You are unneeded: That is what your society is telling you. So you throw a bomb, or sink yourself into drugs. If one's ever been in a steel works when the white-hot molten liquid is pouring into the gulleys of sand, then you see that one does not worry if one's workmate slept with one's wife the night before, as long as he pours the stuff right. There used to be great "B" movies about that, usually with Lloyd Nolan as the forman when an oil well gushed, the enemies in private life working as a team on a job. Take away that work, and to what does one belong?
For as I looked at the picture of that slim young man on The Economist's cover, I thought that to be a thug in the IRA is at least belonging to something. There is the distorted feeling of loyalty. As Harold Macmillan once told me, "Loyalty is knowing that the person on your left and the person on your right will not let you down." And that is the tightness which work builds into a society; and if it is not there, then people will seek the loyalty in a gang of militants or terrorists. There, at least, they feel needed; by unknown people.

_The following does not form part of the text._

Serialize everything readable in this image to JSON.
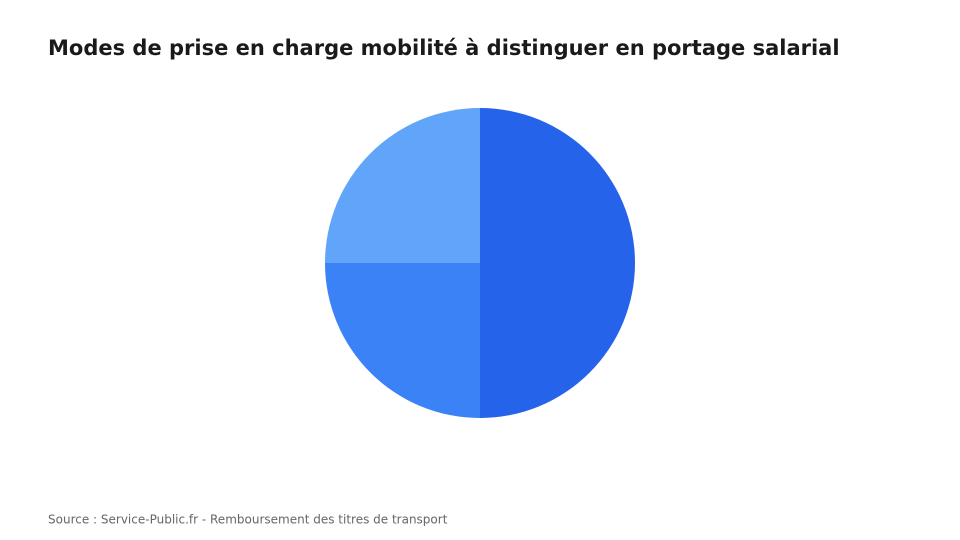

We should be sick to death of people, many now in high positions, who preach about the virtues of work, and do not provide the opportunity for it. There are some scary people now in charge, who prate of loyalty and have never considered what it is; and of indigence, without ever stopping to think of its source. As far as I can see, if we do not stop it, we are headed on a disastrous path. Our societies will less and less provide work to the young; the young will more and more take to the streets, and then all the engines of repression will be brought into play.
It is of such that revolutions are made. And in dark moments I feel that revolution is building. Conservatives? These are not conservatives. If they were conservatives, they would provide work. The ethic would then look after itself.